L’entrelacs redoutable des voix féminines trouve des incarnations louables, rôles écrasants tenus par Anne Howells, en Lady Hautdésert présente et souple, et Marie Angel, Morgane au colorature opulent. La Geneviève de Penelope Walmsley-Clark n’est pas en reste, avec un timbre rond, fort caressant. Jusqu’en ses rôles secondaires, cette distribution ne démérite pas, avec l’Évêque du contre-ténor Kevin Smith et l’Yvain coloré de John Marsden (ténor), entre autres. Saluons le Fou idéalement inquiétant et avantageusement sonore d’Omar Ebrahim (baryton), ainsi que le vaillant Arthur de Richard Greager, incisif et « increvable ». Près de deux décennies avant la réalisation salzbourgeoise évoquée plus haut, la basse John Tomlinson créait le rôle du Chevalier vert : en 1994, l’autorité de cette voix est simplement prodigieuse et le matériau luxueux. Quant au rôle-titre, c’est François Le Roux qui lui donnait naissance. L’inflexion claire du baryton français, toujours subtilement nuancé, sert remarquablement l’œuvre – saisissant « Cross of Christ, save me! »…

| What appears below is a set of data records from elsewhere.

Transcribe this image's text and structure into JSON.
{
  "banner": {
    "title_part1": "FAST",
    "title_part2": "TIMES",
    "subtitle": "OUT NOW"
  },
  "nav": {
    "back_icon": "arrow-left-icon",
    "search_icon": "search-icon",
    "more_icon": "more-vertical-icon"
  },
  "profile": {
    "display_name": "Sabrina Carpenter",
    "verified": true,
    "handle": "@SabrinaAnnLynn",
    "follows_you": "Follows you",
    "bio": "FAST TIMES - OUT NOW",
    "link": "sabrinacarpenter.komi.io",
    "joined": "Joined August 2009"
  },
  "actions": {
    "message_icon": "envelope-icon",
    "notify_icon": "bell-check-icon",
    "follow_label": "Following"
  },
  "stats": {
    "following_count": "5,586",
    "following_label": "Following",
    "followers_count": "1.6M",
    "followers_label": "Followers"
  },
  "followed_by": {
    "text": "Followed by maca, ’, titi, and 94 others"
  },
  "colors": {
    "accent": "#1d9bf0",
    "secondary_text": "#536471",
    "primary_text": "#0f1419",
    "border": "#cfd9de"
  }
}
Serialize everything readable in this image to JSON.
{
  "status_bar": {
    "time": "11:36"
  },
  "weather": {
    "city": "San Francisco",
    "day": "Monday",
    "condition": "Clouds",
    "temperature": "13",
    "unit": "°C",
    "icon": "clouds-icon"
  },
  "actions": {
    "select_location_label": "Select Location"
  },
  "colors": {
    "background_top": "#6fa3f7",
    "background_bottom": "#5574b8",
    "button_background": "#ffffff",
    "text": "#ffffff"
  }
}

La cinquième dorsale de la colonne de Gawain s’intitule Tableaux of the turning of the seasons, rite psalmodié en latin qui prépare le chevalier à son voyage. Outre la prestation investie du Royal Opera Chorus, l’auditeur goûtera cet épisode particulier qui s’enchaîne sans discontinuité (en tapisserie, pour ainsi dire), renforçant à peine ses redondants Requiem de quelques cloches automnales dans la stricte observance de son principe compositionnel. Un petit bijou au sein du grand tout. En résumé ? Un disque indispensable.